Doch was ist eine technische Dokumentation genau? Wikipedia definiert sie wie folgt: 

„Eine Technische Dokumentation (auch Technikdokumentation oder Produktdokumentation) umfasst alle Informationsprodukte, die ein technisches Erzeugnis beschreiben und zu seiner Nutzung, Wartung oder Reparatur anleiten. Sie bereitet die Informationen systematisch auf und strukturiert sie so, dass der jeweilige Zweck vollständig erfüllt wird.
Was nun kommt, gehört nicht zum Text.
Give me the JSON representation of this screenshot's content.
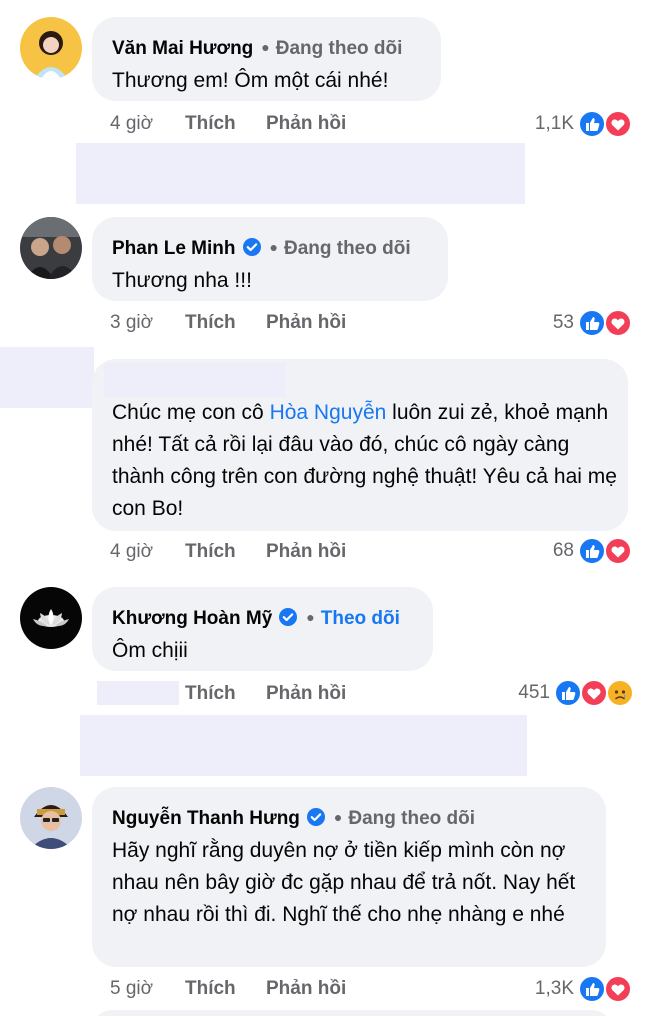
{
  "comments": [
    {
      "name": "Văn Mai Hương",
      "follow": "Đang theo dõi",
      "text": "Thương em! Ôm một cái nhé!",
      "time": "4 giờ",
      "like": "Thích",
      "reply": "Phản hồi",
      "reactions": "1,1K"
    },
    {
      "name": "Phan Le Minh",
      "follow": "Đang theo dõi",
      "text": "Thương nha !!!",
      "time": "3 giờ",
      "like": "Thích",
      "reply": "Phản hồi",
      "reactions": "53"
    },
    {
      "text_before": "Chúc mẹ con cô ",
      "mention": "Hòa Nguyễn",
      "text_after": " luôn zui zẻ, khoẻ mạnh nhé! Tất cả rồi lại đâu vào đó, chúc cô ngày càng thành công trên con đường nghệ thuật! Yêu cả hai mẹ con Bo!",
      "time": "4 giờ",
      "like": "Thích",
      "reply": "Phản hồi",
      "reactions": "68"
    },
    {
      "name": "Khương Hoàn Mỹ",
      "follow": "Theo dõi",
      "text": "Ôm chịii",
      "like": "Thích",
      "reply": "Phản hồi",
      "reactions": "451"
    },
    {
      "name": "Nguyễn Thanh Hưng",
      "follow": "Đang theo dõi",
      "text": "Hãy nghĩ rằng duyên nợ ở tiền kiếp mình còn nợ nhau nên bây giờ đc gặp nhau để trả nốt. Nay hết nợ nhau rồi thì đi. Nghĩ thế cho nhẹ nhàng e nhé",
      "time": "5 giờ",
      "like": "Thích",
      "reply": "Phản hồi",
      "reactions": "1,3K"
    }
  ],
  "colors": {
    "like_blue": "#1877f2",
    "love_red": "#f33e58",
    "sad_yellow": "#f7b125",
    "bubble_bg": "#f0f2f5",
    "secondary_text": "#65676b",
    "redaction": "#eeeefb"
  },
  "icons": {
    "verified": "verified-badge-icon",
    "like": "like-reaction-icon",
    "love": "love-reaction-icon",
    "sad": "sad-reaction-icon"
  }
}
Die Technische Dokumentation wird dem dokumentierten Erzeugnis meist über Namens- und Nummernsysteme eindeutig zugeordnet.“

https://de.wikipedia.org/wiki/Technische_Dokumentation

Der Zweck einer solchen Dokumentation ist die:


„Information und Instruktion in der Regel definierter Zielgruppen, der haftungsrechtlichen Absicherung des Herstellers, der Produktbeobachtung, der Rückverfolgbarkeit und Reproduzierbarkeit sowie der dauerhaften bzw. gesetzlich geforderten Archivierung der relevanten Informationsinhalte.“ 

https://de.wikipedia.org/wiki/Technische_Dokumentation

Um es kurz zu machen: Eine solche Dokumentation ist im Grunde eine Anleitung und bietet je nach Kontext auch eine haftungsrechtliche Absicherung.

Ich sage es vorweg: Eine Dokumentation war bisher in unserem Team kein Thema. Vor allem keine technische. 

Bis vor 2 Wochen. Da habe ich einfach mal angefangen, das technische Onboarding von Neukunden zu dokumentieren. Eine solche Dokumentation werden wir auch für neue Mitarbeiter aufsetzen. Das erlaubt uns, bei TESTIFY in der Mitarbeiterzahl zu wachsen. Etwas, was wir dringend brauchen, wenn wir unsere Ziele erreichen möchten.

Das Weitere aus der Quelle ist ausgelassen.